The invention is not to be construed as limited to the particular forms described herein, since these are to be regarded as illustrative rather than restrictive. The invention is intended to cover all compositions which do not depart from the spirit and scope of the invention.

Claims

1. A nickel base alloy consisting essentially of, by weight percent, 57-63 Ni, 7-18 Cr, 10-20 Fe, 4-6 Mo, 1-2 Nb, 0.2-0.8 Sl, 0.01-0.05 Zr, 1.0-2.5 Ti, 1.0-2.5 Al, 0.02-0.06 C and 0.002-0.015 B, said alloy being characterized by a combination of long-term structural stability, strength and excellent weldability.

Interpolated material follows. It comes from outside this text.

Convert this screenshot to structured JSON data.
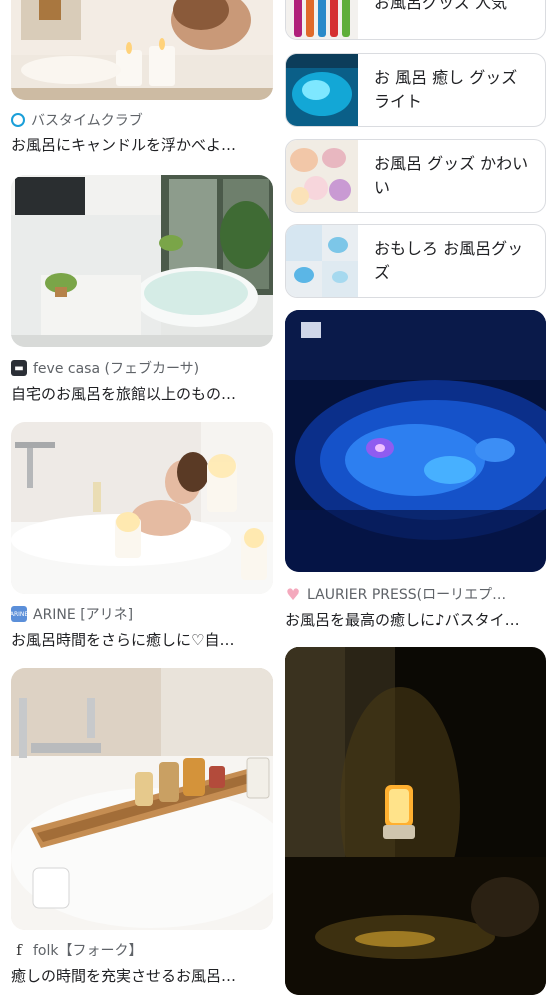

2. The alloy of claim 1 wherein the titanium is not greater than 1.5, the aluminum is not greater than 1.5, and the niobium is not greater than 1.5.

3. The alloy of claim 2, wherein the silicon is greater than 0.5.

4. The alloy of claim 3 wherein the molybdenum is not greater than 5.

5. The alloy of claim 1 wherein the boron is not less than 0.010, the zirconium is not less than 0.03.